Given \begin{equation} f(x) = \begin{cases} 0, x < 0\\ 1, x\geq 0 \end{cases} \end{equation}

With the plot sketched below

Show that the epigraph of this function defined as $$\text{epi}(f(x)) = \{(x,\alpha): f(x) \leq \alpha, x \in \mathbb{R}, \alpha \in \mathbb{R}\}$$ is not closed.

Does anyone know if there is a way to reach this conclusion by just examining the plot?

The example is taken from http://users.ece.utexas.edu/~cmcaram/EE381V_2012F/Lecture_18_Scribe_Notes.final.pdf

Answer 1

The segment $\circ-\bullet$ is clearly a subset of $\operatorname{cl}{\operatorname{epi}f}$, but it is not a subset of $\operatorname{epi}f$.

Added: As an observation, the description of the original image in the notes states

Figure 18.4: Example of a Function Whose Epigraph is Open.

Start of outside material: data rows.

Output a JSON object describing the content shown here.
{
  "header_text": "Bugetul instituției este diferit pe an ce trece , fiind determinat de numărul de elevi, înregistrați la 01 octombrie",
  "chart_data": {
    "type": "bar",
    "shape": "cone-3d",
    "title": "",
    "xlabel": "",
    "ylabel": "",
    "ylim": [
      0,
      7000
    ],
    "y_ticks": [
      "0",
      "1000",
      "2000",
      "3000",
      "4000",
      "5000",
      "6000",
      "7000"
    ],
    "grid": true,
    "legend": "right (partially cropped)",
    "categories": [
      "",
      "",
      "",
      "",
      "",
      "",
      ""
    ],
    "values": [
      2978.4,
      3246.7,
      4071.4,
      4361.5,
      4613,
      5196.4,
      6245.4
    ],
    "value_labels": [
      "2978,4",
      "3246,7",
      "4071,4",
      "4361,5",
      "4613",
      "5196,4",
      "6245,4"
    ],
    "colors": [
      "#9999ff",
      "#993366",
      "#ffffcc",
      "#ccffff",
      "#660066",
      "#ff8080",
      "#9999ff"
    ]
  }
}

That statement is incorrect, because $\operatorname{epi}f$ is not open either. In fact, as soon as $\operatorname{dom}f\ne\emptyset$, the epigraph of $f$ is guaranteed not to be open: if $f(x)=\alpha\in\Bbb R$, then $(x,\alpha)\in\operatorname{epi}f$ and $\left(x,\alpha-\frac1n\right)\stackrel{n\to\infty}\longrightarrow (x,\alpha)$. But $\left(x,\alpha-\frac1n\right)\notin \operatorname{epi}f$.